I am not saying that RISC-V should mandate performance. If anything, we wouldn't had the problem with Zicclsm if they did not bother with the stupid performance note.
I would be fine with any of the following 3 approaches:
1) Mandate that store/loads do not support misaligned pointers and introduce separate misaligned instructions (good for correctness, so its my personal preference).
2) Mandate that store/loads always support misaligned pointers.
3) Mandate that store/loads do not support misaligned pointers unless Zicclsm/Oilsm/whatever is available.

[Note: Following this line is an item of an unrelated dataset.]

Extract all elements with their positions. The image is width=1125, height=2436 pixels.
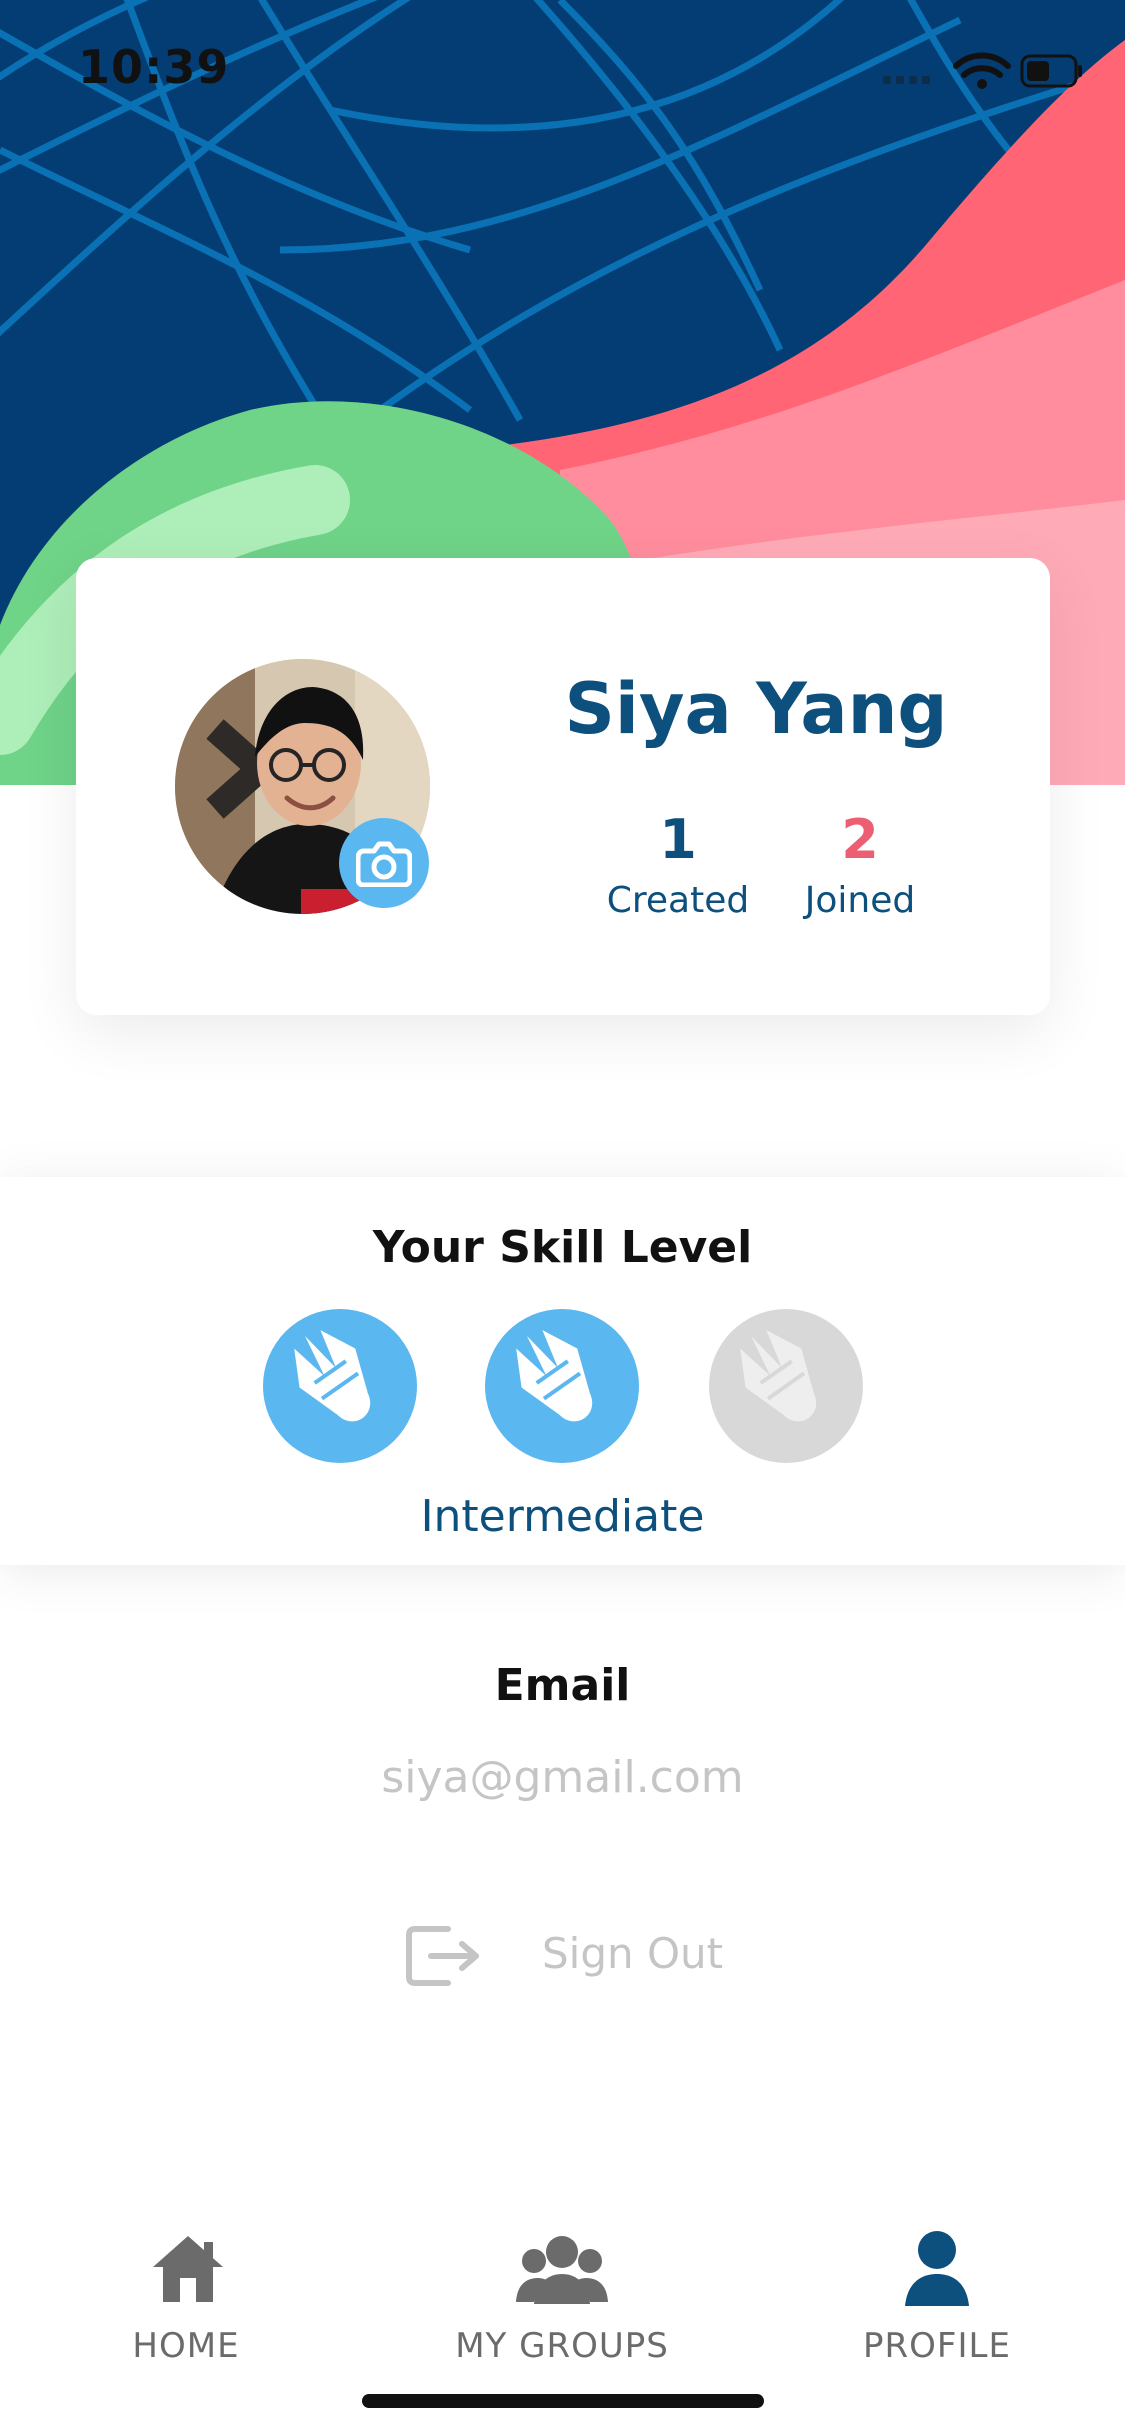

If hardware wants to implement a slow handling of misaligned pointers for some reason, it's squarely responsibility of the hardware's vendor. And everyone would know whom to blame for poor performance on some workloads.
We are effectively going to end up with 3, but many years later and with a lot of additional unnecessary mess associated with it. Arguably, this issue should've been long sorted out in the age of ratification of the I extension.
2 is basically infeasible with RISC-V being intended for a wide range of use-cases. 1 might be ok but introduces a bunch of opcode space waste.
Indeed extremely sad that Zicclsm wasn't a thing in the spec, from the very start (never mind that even now it only lives in the profiles spec); going through the git history, seems that the text around misaligned handling optionality goes all the way back to the very start of the riscv/riscv-isa-manual repo, before `Z*` extensions existed at all.
More broadly, it's rather sad that there aren't similar extensions for other forms of optional behavior (thing that was recently brought up is RVV vsetvli with e.g. `e64,mf2`, useful for massive-VLEN>DLEN hardware).
>1 might be ok but introduces a bunch of opcode space waste.
I wouldn't call it "waste". Moreover, it's fine for misaligned instructions to use a wider encoding or be less rich than their aligned counterparts. For example, they may not have the immediate offset or have a shorter one. One fun potential possibility is to encode the misaligned variant into aligned instructions using the immediate offset with all bits set to one, as a side effect it also would make the offset fully symmetric.
Of course that'd result in entirely-avoidable slowdown for the potentially-misaligned ops. Perhaps fine for a program that doesn't use them frequently, but quite bad for ones that need misaligned ops everywhere.
In terms of correctness, there's also the possibility of partially-misaligned ops (e.g. an 8B load with 4B alignment, loading two adjacent int32_t fields) so you're not handling everything with correct faults anyways.